Weibull Distributions

About Weibull Distribution Models

The Weibull distribution is widely used in reliability and life (failure rate) data analysis. The toolbox provides the two-parameter Weibull distribution

$y = a b x^{b - 1} e^{- a x^{b}}$

where a is the scale parameter and b is the shape parameter.

Note that there are other Weibull distributions, but you must create a custom equation to use these distributions:

A three-parameter Weibull distribution with x replaced by x – c where c is the location parameter
A one-parameter Weibull distribution where the shape parameter is fixed and only the scale parameter is fitted.

Curve Fitting Toolbox™ does not fit Weibull probability distributions to a sample of data. Instead, it fits curves to response and predictor data such that the curve has the same shape as a Weibull distribution.

Fit Weibull Models Interactively

Open the Curve Fitter app by entering curveFitter at the MATLAB^® command line. Alternatively, on the Apps tab, in the Math, Statistics and Optimization group, click Curve Fitter.
In the Curve Fitter app, select curve data. On the Curve Fitter tab, in the Data section, click Select Data. In the Select Fitting Data dialog box, select X data and Y data, or just Y data against an index.
Click the arrow in the Fit Type section to open the gallery, and click Weibull in the Regression Models group.

Fit Options pane for Weibull fit

There are no fit settings to configure in the Fit Options pane.
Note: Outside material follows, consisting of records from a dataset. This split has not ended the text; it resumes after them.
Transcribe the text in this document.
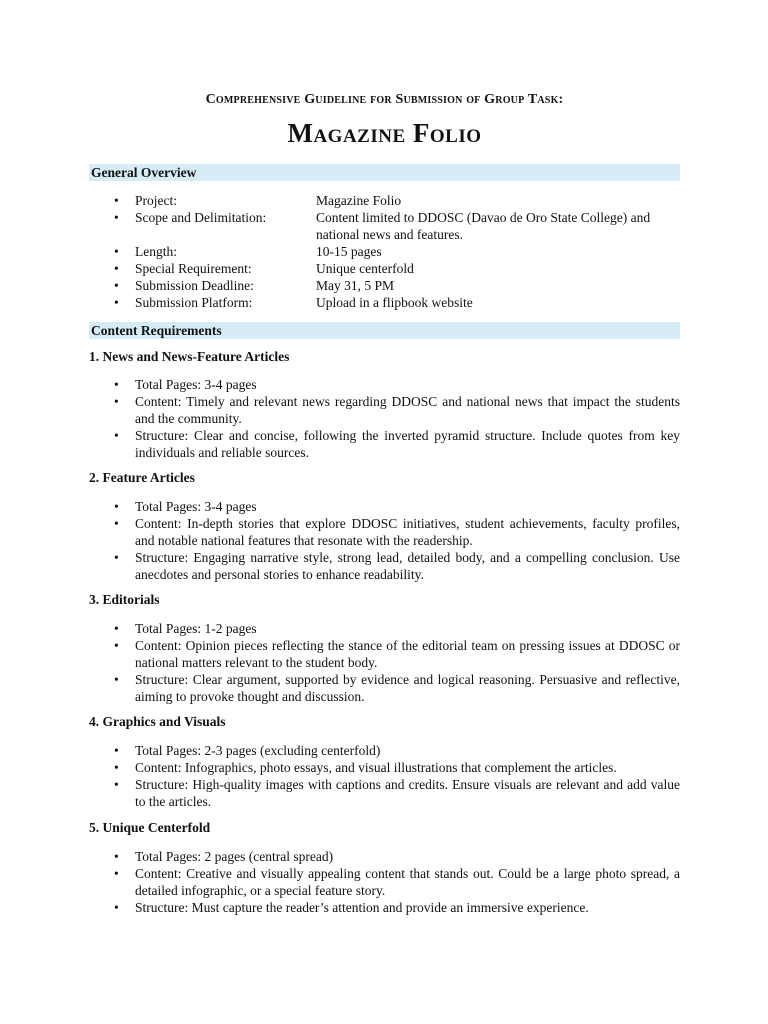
Comprehensive Guideline for Submission of Group Task:
Magazine Folio
General Overview
• Project:	Magazine Folio
• Scope and Delimitation:	Content limited to DDOSC (Davao de Oro State College) and national news and features.
• Length:	10-15 pages
• Special Requirement:	Unique centerfold
• Submission Deadline:	May 31, 5 PM
• Submission Platform:	Upload in a flipbook website
Content Requirements
1. News and News-Feature Articles
• Total Pages: 3-4 pages
• Content: Timely and relevant news regarding DDOSC and national news that impact the students and the community.
• Structure: Clear and concise, following the inverted pyramid structure. Include quotes from key individuals and reliable sources.
2. Feature Articles
• Total Pages: 3-4 pages
• Content: In-depth stories that explore DDOSC initiatives, student achievements, faculty profiles, and notable national features that resonate with the readership.
• Structure: Engaging narrative style, strong lead, detailed body, and a compelling conclusion. Use anecdotes and personal stories to enhance readability.
3. Editorials
• Total Pages: 1-2 pages
• Content: Opinion pieces reflecting the stance of the editorial team on pressing issues at DDOSC or national matters relevant to the student body.
• Structure: Clear argument, supported by evidence and logical reasoning. Persuasive and reflective, aiming to provoke thought and discussion.
4. Graphics and Visuals
• Total Pages: 2-3 pages (excluding centerfold)
• Content: Infographics, photo essays, and visual illustrations that complement the articles.
• Structure: High-quality images with captions and credits. Ensure visuals are relevant and add value to the articles.
5. Unique Centerfold
• Total Pages: 2 pages (central spread)
• Content: Creative and visually appealing content that stands out. Could be a large photo spread, a detailed infographic, or a special feature story.
• Structure: Must capture the reader’s attention and provide an immersive experience.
Optionally, in the Advanced Options section, specify coefficient starting values and constraint bounds, or change algorithm settings. The app calculates random start points for Weibull fits, defined on the interval [0 1]. You can override the start points and specify your own values in the Fit Options pane.

For more information on the settings, see Specify Fit Options and Optimized Starting Points.
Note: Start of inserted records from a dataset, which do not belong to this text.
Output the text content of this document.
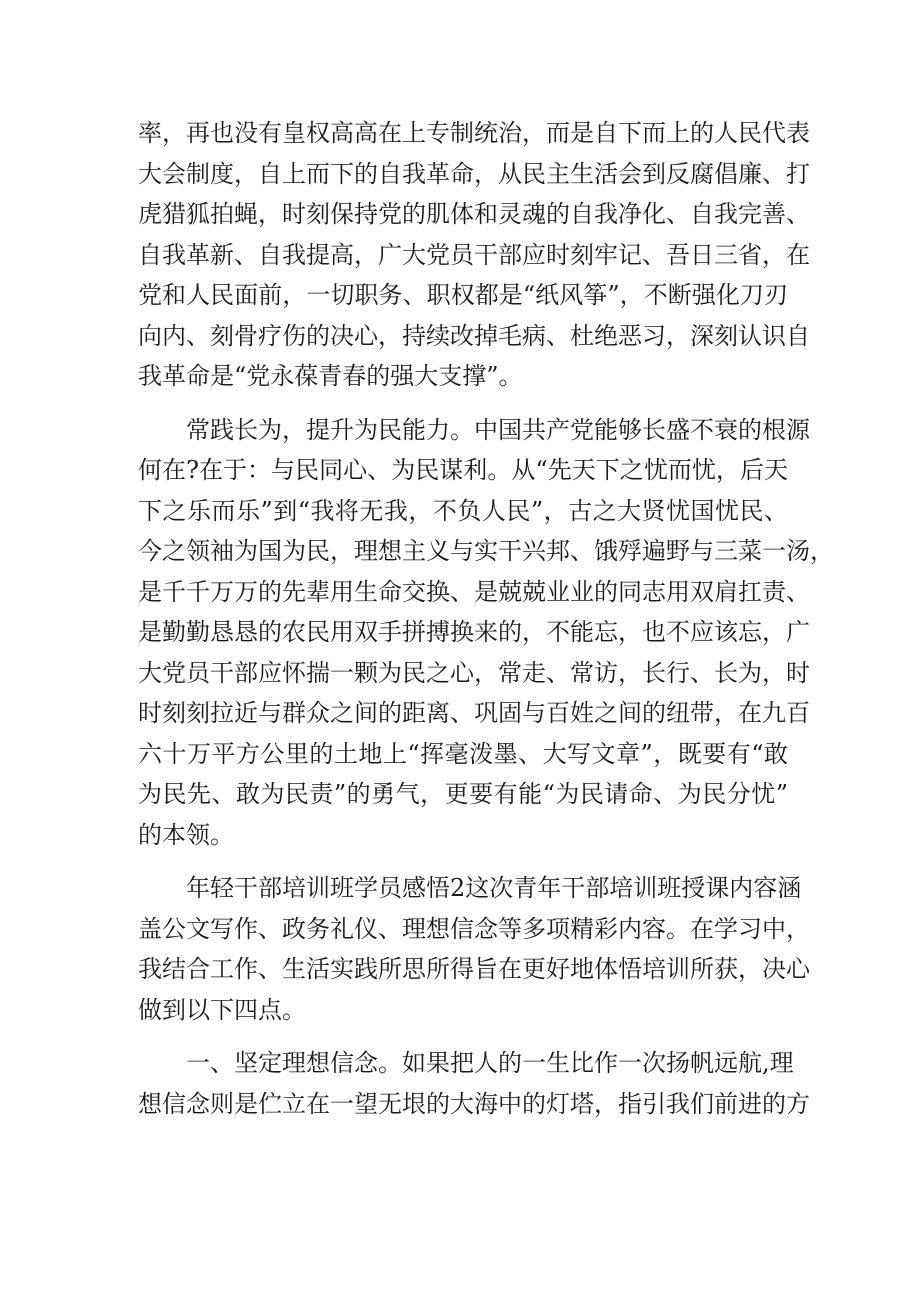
率，再也没有皇权高高在上专制统治，而是自下而上的人民代表
大会制度，自上而下的自我革命，从民主生活会到反腐倡廉、打
虎猎狐拍蝇，时刻保持党的肌体和灵魂的自我净化、自我完善、
自我革新、自我提高，广大党员干部应时刻牢记、吾日三省，在
党和人民面前，一切职务、职权都是“纸风筝”，不断强化刀刃
向内、刻骨疗伤的决心，持续改掉毛病、杜绝恶习，深刻认识自
我革命是“党永葆青春的强大支撑”。
常践长为，提升为民能力。中国共产党能够长盛不衰的根源
何在?在于：与民同心、为民谋利。从“先天下之忧而忧，后天
下之乐而乐”到“我将无我，不负人民”，古之大贤忧国忧民、
今之领袖为国为民，理想主义与实干兴邦、饿殍遍野与三菜一汤，
是千千万万的先辈用生命交换、是兢兢业业的同志用双肩扛责、
是勤勤恳恳的农民用双手拼搏换来的，不能忘，也不应该忘，广
大党员干部应怀揣一颗为民之心，常走、常访，长行、长为，时
时刻刻拉近与群众之间的距离、巩固与百姓之间的纽带，在九百
六十万平方公里的土地上“挥毫泼墨、大写文章”，既要有“敢
为民先、敢为民责”的勇气，更要有能“为民请命、为民分忧”
的本领。
年轻干部培训班学员感悟2这次青年干部培训班授课内容涵
盖公文写作、政务礼仪、理想信念等多项精彩内容。在学习中，
我结合工作、生活实践所思所得旨在更好地体悟培训所获，决心
做到以下四点。
一、坚定理想信念。如果把人的一生比作一次扬帆远航,理
想信念则是伫立在一望无垠的大海中的灯塔，指引我们前进的方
Selecting a Weibull Fit at the Command Line

Specify the model type weibull.

For example, to load some example data measuring blood concentration of a compound against time, and fit and plot a Weibull model specifying a start point:

time = [ 0.1;   0.1;   0.3;   0.3;   1.3;   1.7;   2.1;...
   2.6;   3.9;   3.9; ...
         5.1;   5.6;   6.2;   6.4;   7.7;   8.1;   8.2;...
   8.9;   9.0;   9.5; ...
         9.6;  10.2;  10.3;  10.8;  11.2;  11.2;  11.2;...
  11.7;  12.1;  12.3; ...
        12.3;  13.1;  13.2;  13.4;  13.7;  14.0;  14.3;...
  15.4;  16.1;  16.1; ...
        16.4;  16.4;  16.7;  16.7;  17.5;  17.6;  18.1;...
  18.5;  19.3;  19.7;];
conc = [0.01;  0.08;  0.13;  0.16;  0.55;  0.90;  1.11;...
  1.62;  1.79;  1.59; ...
        1.83;  1.68;  2.09;  2.17;  2.66;  2.08;  2.26;...
  1.65;  1.70;  2.39; ...
        2.08;  2.02;  1.65;  1.96;  1.91;  1.30;  1.62;...
  1.57;  1.32;  1.56; ...
        1.36;  1.05;  1.29;  1.32;  1.20;  1.10;  0.88;...
  0.63;  0.69;  0.69; ...
        0.49;  0.53;  0.42;  0.48;  0.41;  0.27;  0.36;...
  0.33;  0.17;  0.20;];

f=fit(time, conc/25, 'Weibull', ...
'StartPoint', [0.01, 2] )
plot(f,time,conc/25, 'o');

If you want to modify fit options such as coefficient starting values and constraint bounds appropriate for your data, or change algorithm settings, see the table of additional properties with NonlinearLeastSquares on the fitoptions reference page.

Appropriate start point values and scaling conc/25 for the two-parameter Weibull model were calculated by fitting a 3 parameter Weibull model using this custom equation:

f=fit(time, conc, ' c*a*b*x^(b-1)*exp(-a*x^b)', 'StartPoint', [0.01, 2, 5] )

f = 
     General model:
     f(x) = c*a*b*x^(b-1)*exp(-a*x^b)
     Coefficients (with 95% confidence bounds):
       a =    0.009854  (0.007465, 0.01224)
       b =       2.003  (1.895, 2.11)
       c =       25.65  (24.42, 26.89)

This Weibull model is defined with three parameters: the first scales the curve along the horizontal axis, the second defines the shape of the curve, and the third scales the curve along the vertical axis. Notice that while this curve has almost the same form as the Weibull probability density function, it is not a density because it includes the parameter c, which is necessary to allow the curve's height to adjust to data.